Anne outlined her plan. They would constantly redirect her mother’s scrutiny to the two most eager victims in the county: Mr Collins and Sir William Lucas. They would utilise the two visiting gentlemen as unwitting human barricades.

“It is genius,” Robert whispered in awe, staring at his cousin. “Annie, you are a menace, and I love you.”

“Think of it,” Anne continued, pacing the rug.

“Mr Collins begs for her condescension. Sir William is so dazzled by the chandeliers he barely knows what day it is. Whenever Fitzwilliam needs to speak with Elizabeth, one of us will ask Mother her opinion on the optimal height of a pulpit, or the proper method for presenting a knighthood. She will corner them and will lecture them for hours. They will be so honoured they will not even realise they are being sacrificed for your love life.”

“It is slightly cruel to them. They might be dull, but they are good men,” Darcy said with a twinge of guilt for the poor victims.

“Mr Collins enjoys it, sir,” Dawson chimed in from the door. “He views her Ladyship’s lectures as spiritual nourishment. We are providing him with a feast. And fear not. Sir William is made of sterner stuff; he will survive.”

“Then it is settled,” Robert announced, wiping the slate clean with a cloth. “The Council of War has spoken. Anne is our spy. Richard is our diplomat. I am the romantic architect. And Collins and Sir William are the sacrificial lambs.”

“And what am I?” Darcy asked, looking at his cousin.

Robert walked over and placed a hand on Darcy’s shoulder.

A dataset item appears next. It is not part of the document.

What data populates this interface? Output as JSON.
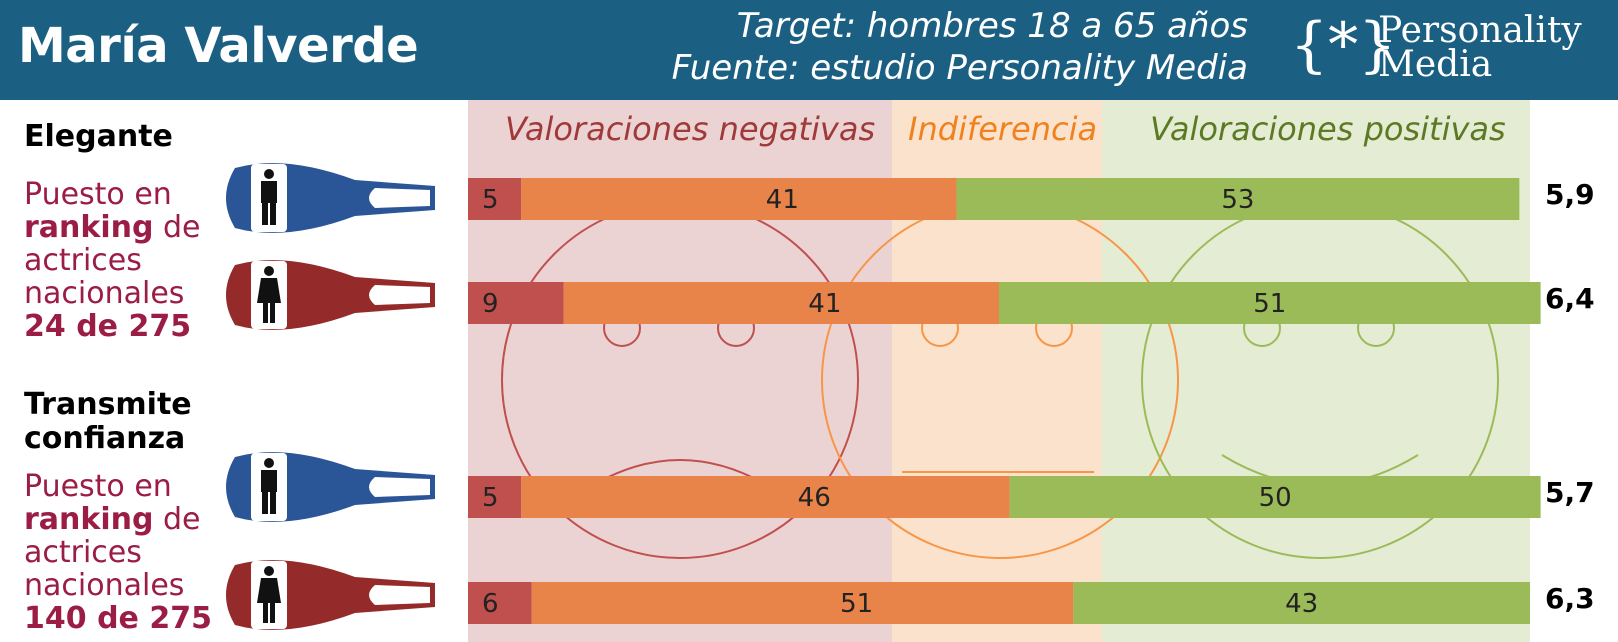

“You, Fitzwilliam, are going to learn how to be human,” Robert said gently. “You shall walk into the sunlight, you shall be magnificent, you shall look the woman straight in the eye, and you shall prove to her that the man who wrote that madcap letter is a man worth saving.”

Darcy swallowed hard. The fear returned, but this time, it was mixed with a small kernel of hope.

“I am at your disposal, Robert,” Darcy said.

“I know.” The viscount grinned devilishly. “And I intend to enjoy every single miserable second of it. Now, Boodles! Dawson! Pour the brandy! We have a courtship to construct!”